Friday, May 23, 2014

On Female And Male Client Service Representatives

Bryce Covert talks about an informal study on female and male client service representatives and how satisfied their clients are with their work:

At least at one company, female client service representatives get lower scores from their clients even when they perform better than men and have more experience.
Larry Kim, founder of internet marketing company WordStream, recently analyzed about 300 responses from the company’s clients to a request to rate their level of satisfaction with their client service representative at his company on a scale of one to four. He found that all of the men on staff had above average scores, while all women had below average scores. “In fact, the lowest scoring male rep rated higher than the highest scoring female rep!” he wrote in a post about his findings.

Kim also found that the pattern favoring male client service reps was stronger among female clients than male clients, though both rated men higher. 

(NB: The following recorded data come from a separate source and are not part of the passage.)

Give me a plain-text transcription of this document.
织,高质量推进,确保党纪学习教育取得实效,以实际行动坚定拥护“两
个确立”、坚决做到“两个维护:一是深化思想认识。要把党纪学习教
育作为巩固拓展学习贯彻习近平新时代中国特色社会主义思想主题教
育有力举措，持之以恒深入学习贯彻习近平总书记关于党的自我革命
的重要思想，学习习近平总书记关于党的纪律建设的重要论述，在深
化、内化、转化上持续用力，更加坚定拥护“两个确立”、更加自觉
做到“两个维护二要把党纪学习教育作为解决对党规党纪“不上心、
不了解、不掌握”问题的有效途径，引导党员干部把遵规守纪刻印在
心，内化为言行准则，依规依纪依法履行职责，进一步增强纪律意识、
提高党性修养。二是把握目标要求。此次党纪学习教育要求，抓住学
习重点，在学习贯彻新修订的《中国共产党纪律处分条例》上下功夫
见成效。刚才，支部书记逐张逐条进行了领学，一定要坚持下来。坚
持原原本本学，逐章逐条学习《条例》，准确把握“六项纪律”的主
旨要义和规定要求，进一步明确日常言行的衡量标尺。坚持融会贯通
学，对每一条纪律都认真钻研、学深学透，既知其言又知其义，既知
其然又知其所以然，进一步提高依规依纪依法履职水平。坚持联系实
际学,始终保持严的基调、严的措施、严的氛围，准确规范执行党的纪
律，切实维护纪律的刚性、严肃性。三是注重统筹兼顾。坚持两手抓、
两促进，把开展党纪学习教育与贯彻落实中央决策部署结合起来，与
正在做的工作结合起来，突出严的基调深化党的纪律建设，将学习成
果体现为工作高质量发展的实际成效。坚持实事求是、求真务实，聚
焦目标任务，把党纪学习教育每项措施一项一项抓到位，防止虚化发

Larry Kim's blog gives more information about the study.  What's a bit tricky about it is the total number of client service representatives:  nine, as far as I can tell.  Nine is a small number and individual personalities can affect the results.  Another tricky bit is the way Kim measures performance of an account, as a measure of the performance of the client service representatives.  As he notes himself, the performance of the accounts depends mostly on the clients themselves (though it's also true that "customer satisfaction" can depend on diffuse and hard-to-quantify items, including the gender of the representative).

Nevertheless, it's useful to note that the female client service representatives had accounts which did better than the accounts of the male service representatives, and that most of the difference in the satisfaction evaluations came from the middling accounts, those that fell in the middle of their performance.

All that is to say that I'm not sure how conclusive this study can be.  But it reminds us of a particular type of discrimination in economic theory:  Customer discrimination.  If customers prefer men over women or whites over blacks, on average,  the preferred group will do better over time, will get more raises and more promotions and more business in general.